Why is MBD more efficient than the traditional method using 2D drawings?

3D annotations in a CAD model are semantic: they are machine-readable information - in contrast to human-readable information on a drawing. Other software can therefore understand them: If a native MBD part file or a CAD-neutral MBD step file is passed on to subsequent steps instead of a PDF or a printout of a drawing, the CAM or CMM software recognises the 3D annotations and their geometric references. This eliminates the need for translating the information from a drawing to downstream software, increasing efficiency and reducing errors.

According to a study by the National Institute of Standards and Technology (NIST), MBD can shorten the process from design to manufacturing to testing by 78.4 percent.

This benefits all processes downstream of the design. In particular, production with work preparation and NC programming. The greatest advantages can be seen when connecting the measuring machine for quality control to the finished component. Furthermore, there are advantages in the automation of planning and production processes - not only within the company, but also in the connection of supply chains.

Conclusion: What is the benefit of MDB?

MBD enables digital drawingless processes, as the drawing is no longer the primary source of information. Nevertheless, users can also create drawings if the supply chain requires it. Instead of a PDF, the primary work output of MBD is the technical data package (TDP), a set of electronic files that can contain:

  • The model either in its native format or in the CAD-neutral Step-AP242 format,
  • the parts list in Excel or CSV format, which can be used by other software and
  • other associated electronic files such as notes, schematics and First Article Inspection (FAI) documents.

The main elements of MBD in a CAD model are:

  • Annotation layers to define the placement and orientation of details.
  • 3D annotations for product and manufacturing information.
  • Combination states to clearly arrange and organise the 3D annotations. These also include exploded states, cross-sections, simplified representations, display states or style states.

Additional Information
Three questions for Christoph von Andrian-Werburg, CAD expert at PTC

Mr von Andrian-Werburg, does MBD mean extra work for designers and does it change their workflows?
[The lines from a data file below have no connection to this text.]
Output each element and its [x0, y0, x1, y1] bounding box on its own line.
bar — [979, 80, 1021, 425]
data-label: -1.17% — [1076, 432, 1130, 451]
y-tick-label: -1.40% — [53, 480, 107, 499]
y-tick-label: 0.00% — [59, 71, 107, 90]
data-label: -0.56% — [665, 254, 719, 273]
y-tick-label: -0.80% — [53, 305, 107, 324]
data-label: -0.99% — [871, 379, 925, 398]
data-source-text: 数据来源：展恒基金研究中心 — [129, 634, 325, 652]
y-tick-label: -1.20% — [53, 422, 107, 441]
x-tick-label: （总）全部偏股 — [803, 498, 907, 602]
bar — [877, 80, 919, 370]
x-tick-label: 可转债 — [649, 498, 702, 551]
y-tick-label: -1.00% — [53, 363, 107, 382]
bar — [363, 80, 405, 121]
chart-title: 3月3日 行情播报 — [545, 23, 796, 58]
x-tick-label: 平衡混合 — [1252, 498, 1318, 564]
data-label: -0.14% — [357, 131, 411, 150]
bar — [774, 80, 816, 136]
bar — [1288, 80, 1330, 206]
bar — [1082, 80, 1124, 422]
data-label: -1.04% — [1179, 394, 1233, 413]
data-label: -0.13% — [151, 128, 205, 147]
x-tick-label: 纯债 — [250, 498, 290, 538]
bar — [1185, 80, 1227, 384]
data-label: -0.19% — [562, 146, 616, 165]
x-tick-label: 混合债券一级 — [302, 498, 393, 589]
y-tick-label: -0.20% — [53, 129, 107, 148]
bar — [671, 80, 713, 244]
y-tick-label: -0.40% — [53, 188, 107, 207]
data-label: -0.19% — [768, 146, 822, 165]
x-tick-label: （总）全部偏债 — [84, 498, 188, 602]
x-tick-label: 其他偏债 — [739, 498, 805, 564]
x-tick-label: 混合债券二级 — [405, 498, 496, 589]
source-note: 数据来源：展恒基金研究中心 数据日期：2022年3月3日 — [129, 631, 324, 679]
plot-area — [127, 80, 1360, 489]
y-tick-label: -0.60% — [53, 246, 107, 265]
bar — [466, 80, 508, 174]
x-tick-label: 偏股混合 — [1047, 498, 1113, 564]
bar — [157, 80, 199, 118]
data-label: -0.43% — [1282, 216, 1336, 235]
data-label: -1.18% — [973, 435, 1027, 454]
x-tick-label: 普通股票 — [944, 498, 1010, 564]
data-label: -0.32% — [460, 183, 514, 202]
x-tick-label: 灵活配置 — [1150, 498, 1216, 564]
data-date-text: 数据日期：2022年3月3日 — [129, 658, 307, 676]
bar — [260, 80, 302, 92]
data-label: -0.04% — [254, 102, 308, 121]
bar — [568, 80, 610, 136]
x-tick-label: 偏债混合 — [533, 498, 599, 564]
Generally speaking, the designer has the same workload. The information must either be included in the 2D drawing or in the 3D model. Using the GD&T Advisor in Creo is faster, however, because an intelligent standards book in the system provides parallel support and checks whether the component is specified in accordance with the standards. MBD is often also the core aspect of a '3D master' or 'master model' initiative. This changes decisive workflows and working methods. The users involved must support this process, as new ways of working are required, especially in design, due to the application of GPS standards. A 3D design must not only be created according to the drawings, but must also contain the real functional model with all manufacturing information.

Is this approach natural to designers, to put it bluntly?

MBD goes hand in hand with the GPS series of standards. This is based more on form and position tolerances than on the previously more used dimensional tolerances. This is something the user has to learn. Training is therefore more necessary in the area of GPS standards than in the area of system operation. However, the integrated GPS standards of GD&T Advisor can shorten the GPS training for Creo users.

Is all this still just talk of the future?

Every major Creo customer today has an MBD initiative or project running at various levels of maturity. The efficiency increases the already reported range from 'dizzying' to 90 % shorter lead times when connecting Creo to the measuring machine, for example via Zeiss 'Calypso'. Anyone waiting for the future with regards to MBD is already too late.